Now we train a simple logistic regression classifier.

In [None]:
from sklearn.linear_model import LogisticRegression
from sklearn.model_selection import train_test_split
from sklearn.metrics import classification_report

First, we make a model for predicting NLP people. We are interested in significant features, but let's also track hoe good the classifier performs.

In [None]:
X_train, X_test, y_train, y_test = train_test_split(
    vectors, non_students['NLP_person'], test_size=0.1, random_state=42)

In [None]:
nlp_prediction_model = LogisticRegression(max_iter=1000)
nlp_prediction_model.fit(X_train, y_train)

In [None]:
nlp_predicted = nlp_prediction_model.predict(X_test)
print(classification_report(y_test, nlp_predicted))

Works not so great. But what about the features?

Here are 5 most predictive answers for NLP, ranked starting from most important:

In [None]:
indices = nlp_prediction_model.coef_[0].argsort()[-5:]
for i, ind in enumerate(reversed(indices)):
    q, a = vec.id_to_ans[ind]
    print('{}. Question {}. Answer: {}.\n'.format(
        i, questions[q], a))

Not very insightful. It looks like those are just a bunch of random answers.

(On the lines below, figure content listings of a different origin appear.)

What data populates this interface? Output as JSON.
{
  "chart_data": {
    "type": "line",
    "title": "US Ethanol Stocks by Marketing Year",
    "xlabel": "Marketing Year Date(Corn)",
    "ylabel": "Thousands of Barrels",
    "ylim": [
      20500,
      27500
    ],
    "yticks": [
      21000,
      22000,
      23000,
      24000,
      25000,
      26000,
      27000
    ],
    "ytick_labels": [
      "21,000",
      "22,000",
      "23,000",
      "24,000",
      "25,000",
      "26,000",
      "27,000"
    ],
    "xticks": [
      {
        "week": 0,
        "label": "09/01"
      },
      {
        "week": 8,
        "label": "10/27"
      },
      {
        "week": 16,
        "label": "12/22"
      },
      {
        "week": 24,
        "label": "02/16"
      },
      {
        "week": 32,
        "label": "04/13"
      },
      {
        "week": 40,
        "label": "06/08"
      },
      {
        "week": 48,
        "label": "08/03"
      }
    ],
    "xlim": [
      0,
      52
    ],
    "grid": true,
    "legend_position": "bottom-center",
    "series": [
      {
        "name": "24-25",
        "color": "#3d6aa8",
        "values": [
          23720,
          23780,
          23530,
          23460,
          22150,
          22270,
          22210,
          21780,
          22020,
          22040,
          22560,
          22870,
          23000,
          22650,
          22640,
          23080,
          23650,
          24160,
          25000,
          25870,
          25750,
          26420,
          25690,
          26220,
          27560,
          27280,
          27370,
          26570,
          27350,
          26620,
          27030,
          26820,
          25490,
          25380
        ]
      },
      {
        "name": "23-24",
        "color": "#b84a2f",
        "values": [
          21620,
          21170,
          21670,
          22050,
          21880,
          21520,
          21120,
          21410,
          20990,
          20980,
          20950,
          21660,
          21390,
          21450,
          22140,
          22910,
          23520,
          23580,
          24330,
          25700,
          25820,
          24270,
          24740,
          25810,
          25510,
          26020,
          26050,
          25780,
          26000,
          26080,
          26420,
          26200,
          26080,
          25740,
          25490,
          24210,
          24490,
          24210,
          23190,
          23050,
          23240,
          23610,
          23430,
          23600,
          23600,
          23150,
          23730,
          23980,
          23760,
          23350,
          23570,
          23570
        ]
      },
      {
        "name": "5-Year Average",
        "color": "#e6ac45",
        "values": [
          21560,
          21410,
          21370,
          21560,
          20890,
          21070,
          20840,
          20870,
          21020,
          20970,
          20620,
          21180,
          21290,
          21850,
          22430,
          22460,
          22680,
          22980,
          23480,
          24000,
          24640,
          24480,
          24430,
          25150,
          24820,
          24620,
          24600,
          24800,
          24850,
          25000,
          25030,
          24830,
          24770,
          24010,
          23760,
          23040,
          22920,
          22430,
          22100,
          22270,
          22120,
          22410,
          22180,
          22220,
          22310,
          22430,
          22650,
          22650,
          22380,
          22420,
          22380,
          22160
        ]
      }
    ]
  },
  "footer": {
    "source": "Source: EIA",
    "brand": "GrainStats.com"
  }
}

It works thew same way for CV people:

In [None]:
X_train, X_test, y_train, y_test = train_test_split(
    vectors, non_students['CV_person'], test_size=0.1, random_state=42)

cv_prediction_model = LogisticRegression(max_iter=1000)
cv_prediction_model.fit(X_train, y_train)

cv_predicted = nlp_prediction_model.predict(X_test)
print(classification_report(y_test, cv_predicted))

In [None]:
indices = cv_prediction_model.coef_[0].argsort()[-5:]
for i, ind in enumerate(reversed(indices)):
    q, a = vec.id_to_ans[ind]
    print('{}. Question {}. Answer: {}.\n'.format(
        i, questions[q], a))

## Conclusions

1. My hypothesis about increasing specialization did not confirm. It is also possible that specialization with age / experience exists, but many people used some methods of the neighbouring field anyway, even though they didn't do it frequently. This last hypothesis cannot be tested on this survey.

2. My hypothesis about NLP being more female shere also did not confirm. However, I found that men tend to be more interdisciplinary for some reason.

3. C / C++ are a bit more popular among CV people while R and SQL are much more popular among NLP people. Python expectedly is the most popular language for both groups. 

4. TensorFlow is more popular among CV people while PyTorch is more popular among CV people (I don't have any idea why).